La risata che uscì dall’altoparlante non era del tutto allegra. – È una barzelletta? – domandò Carver.
– È la verità.
4. ‘Io non sono Wrynn’ disse la voce, calma ‘ma il figlio non ancora nato di Wrynn.’
Harris si sentì cadere piano verso il pavimento. Era proprio come se una mano invisibile gli avesse fatto piegare le ginocchia e poi lo avesse afferrato e seguito nella caduta.
Giacque lì, a terra, gli occhi aperti, cosciente, ma senza la capacità né la volontà di muoversi.
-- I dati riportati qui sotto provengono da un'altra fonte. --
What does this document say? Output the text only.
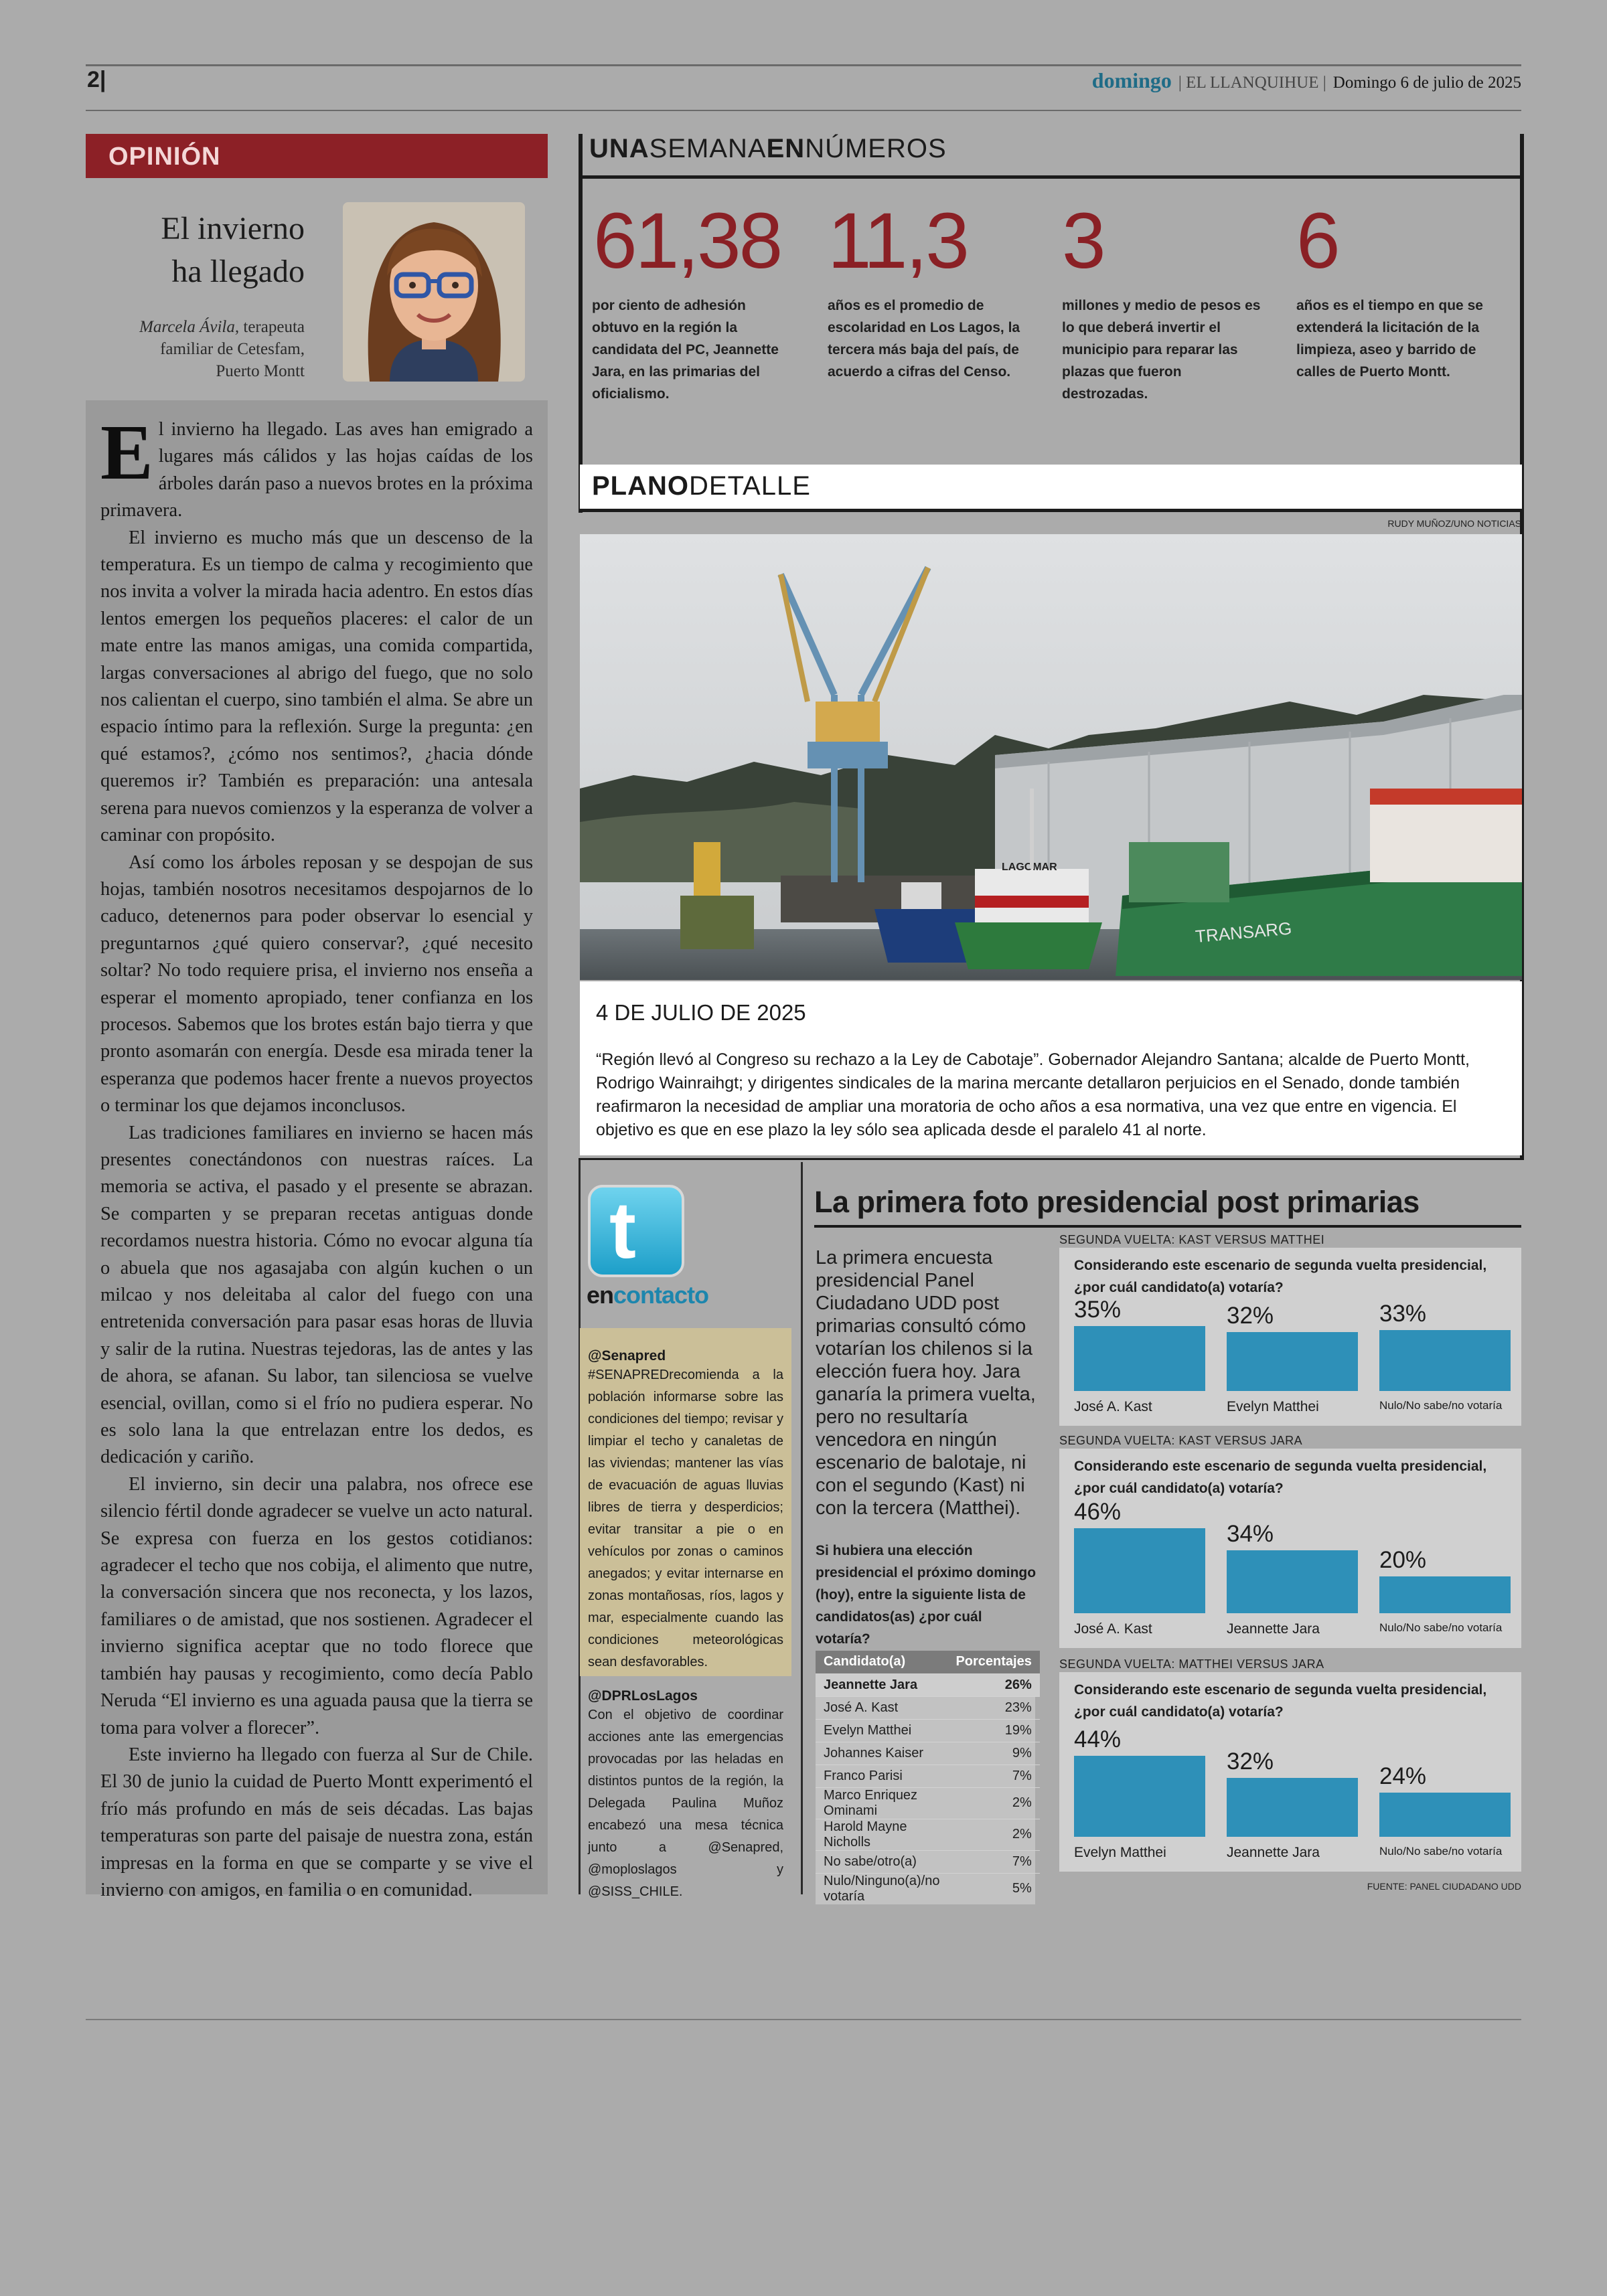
2|	domingo | EL LLANQUIHUE | Domingo 6 de julio de 2025
OPINIÓN
El invierno
ha llegado
Marcela Ávila, terapeuta
familiar de Cetesfam,
Puerto Montt

El invierno ha llegado. Las aves han emigrado a lugares más cálidos y las hojas caídas de los árboles darán paso a nuevos brotes en la próxima primavera.

El invierno es mucho más que un descenso de la temperatura. Es un tiempo de calma y recogimiento que nos invita a volver la mirada hacia adentro. En estos días lentos emergen los pequeños placeres: el calor de un mate entre las manos amigas, una comida compartida, largas conversaciones al abrigo del fuego, que no solo nos calientan el cuerpo, sino también el alma. Se abre un espacio íntimo para la reflexión. Surge la pregunta: ¿en qué estamos?, ¿cómo nos sentimos?, ¿hacia dónde queremos ir? También es preparación: una antesala serena para nuevos comienzos y la esperanza de volver a caminar con propósito.

Así como los árboles reposan y se despojan de sus hojas, también nosotros necesitamos despojarnos de lo caduco, detenernos para poder observar lo esencial y preguntarnos ¿qué quiero conservar?, ¿qué necesito soltar? No todo requiere prisa, el invierno nos enseña a esperar el momento apropiado, tener confianza en los procesos. Sabemos que los brotes están bajo tierra y que pronto asomarán con energía. Desde esa mirada tener la esperanza que podemos hacer frente a nuevos proyectos o terminar los que dejamos inconclusos.

Las tradiciones familiares en invierno se hacen más presentes conectándonos con nuestras raíces. La memoria se activa, el pasado y el presente se abrazan. Se comparten y se preparan recetas antiguas donde recordamos nuestra historia. Cómo no evocar alguna tía o abuela que nos agasajaba con algún kuchen o un milcao y nos deleitaba al calor del fuego con una entretenida conversación para pasar esas horas de lluvia y salir de la rutina. Nuestras tejedoras, las de antes y las de ahora, se afanan. Su labor, tan silenciosa se vuelve esencial, ovillan, como si el frío no pudiera esperar. No es solo lana la que entrelazan entre los dedos, es dedicación y cariño.

El invierno, sin decir una palabra, nos ofrece ese silencio fértil donde agradecer se vuelve un acto natural. Se expresa con fuerza en los gestos cotidianos: agradecer el techo que nos cobija, el alimento que nutre, la conversación sincera que nos reconecta, y los lazos, familiares o de amistad, que nos sostienen. Agradecer el invierno significa aceptar que no todo florece que también hay pausas y recogimiento, como decía Pablo Neruda “El invierno es una aguada pausa que la tierra se toma para volver a florecer”.

Este invierno ha llegado con fuerza al Sur de Chile. El 30 de junio la cuidad de Puerto Montt experimentó el frío más profundo en más de seis décadas. Las bajas temperaturas son parte del paisaje de nuestra zona, están impresas en la forma en que se comparte y se vive el invierno con amigos, en familia o en comunidad.

UNASEMANAENNÚMEROS
61,38
por ciento de adhesión obtuvo en la región la candidata del PC, Jeannette Jara, en las primarias del oficialismo.
11,3
años es el promedio de escolaridad en Los Lagos, la tercera más baja del país, de acuerdo a cifras del Censo.
3
millones y medio de pesos es lo que deberá invertir el municipio para reparar las plazas que fueron destrozadas.
6
años es el tiempo en que se extenderá la licitación de la limpieza, aseo y barrido de calles de Puerto Montt.
PLANODETALLE
RUDY MUÑOZ/UNO NOTICIAS
LAGOMAR
TRANSARG
4 DE JULIO DE 2025
“Región llevó al Congreso su rechazo a la Ley de Cabotaje”. Gobernador Alejandro Santana; alcalde de Puerto Montt, Rodrigo Wainraihgt; y dirigentes sindicales de la marina mercante detallaron perjuicios en el Senado, donde también reafirmaron la necesidad de ampliar una moratoria de ocho años a esa normativa, una vez que entre en vigencia. El objetivo es que en ese plazo la ley sólo sea aplicada desde el paralelo 41 al norte.
t
encontacto
@Senapred
#SENAPREDrecomienda a la población informarse sobre las condiciones del tiempo; revisar y limpiar el techo y canaletas de las viviendas; mantener las vías de evacuación de aguas lluvias libres de tierra y desperdicios; evitar transitar a pie o en vehículos por zonas o caminos anegados; y evitar internarse en zonas montañosas, ríos, lagos y mar, especialmente cuando las condiciones meteorológicas sean desfavorables.
@DPRLosLagos
Con el objetivo de coordinar acciones ante las emergencias provocadas por las heladas en distintos puntos de la región, la Delegada Paulina Muñoz encabezó una mesa técnica junto a @Senapred, @moploslagos y @SISS_CHILE.
La primera foto presidencial post primarias
La primera encuesta presidencial Panel Ciudadano UDD post primarias consultó cómo votarían los chilenos si la elección fuera hoy. Jara ganaría la primera vuelta, pero no resultaría vencedora en ningún escenario de balotaje, ni con el segundo (Kast) ni con la tercera (Matthei).
Si hubiera una elección presidencial el próximo domingo (hoy), entre la siguiente lista de candidatos(as) ¿por cuál votaría?
Candidato(a)	Porcentajes
Jeannette Jara	26%
José A. Kast	23%
Evelyn Matthei	19%
Johannes Kaiser	9%
Franco Parisi	7%
Marco Enriquez Ominami	2%
Harold Mayne Nicholls	2%
No sabe/otro(a)	7%
Nulo/Ninguno(a)/no votaría	5%
SEGUNDA VUELTA: KAST VERSUS MATTHEI
Considerando este escenario de segunda vuelta presidencial, ¿por cuál candidato(a) votaría?
35%
José A. Kast
32%
Evelyn Matthei
33%
Nulo/No sabe/no votaría
SEGUNDA VUELTA: KAST VERSUS JARA
Considerando este escenario de segunda vuelta presidencial, ¿por cuál candidato(a) votaría?
46%
José A. Kast
34%
Jeannette Jara
20%
Nulo/No sabe/no votaría
SEGUNDA VUELTA: MATTHEI VERSUS JARA
Considerando este escenario de segunda vuelta presidencial, ¿por cuál candidato(a) votaría?
44%
Evelyn Matthei
32%
Jeannette Jara
24%
Nulo/No sabe/no votaría
FUENTE: PANEL CIUDADANO UDD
Non poteva neppure azionare il segnale di pericolo.
Chissà come, persino il desiderio di chiamare aiuto gli era stato tolto. Solo nel punto più profondo della sua mente ribollivano paura e ribellione.
5. Era una spaventosa voragine di odio folle. Harris si ritrovò a guardare in un foro scuro, dall’atmosfera torbida, dove forme contorte fluttuavano e giravano su se stesse, e creature con strani artigli arrancavano, disgustose, protendendo verso l’alto tentacoli leggeri. Odio, delitto, ogni concepibile schifezza erano riuniti laggiù. Sentiva la gelida immondezza salire su dal pozzo, sommergerlo. E rabbrividì. Udiva suoni, aspri e discordanti, urla di rabbia, schifosi tuoni ruttanti e, sotto a tutto questo, un rumore continuo come se creature di dimensioni enormi si avvoltolassero nel fango appiccicoso. E, di quanto in quando, lo schianto nauseante di mandibole che si chiudevano su membra che andavano in frantumi.
Era un incubo di impensabile orrore.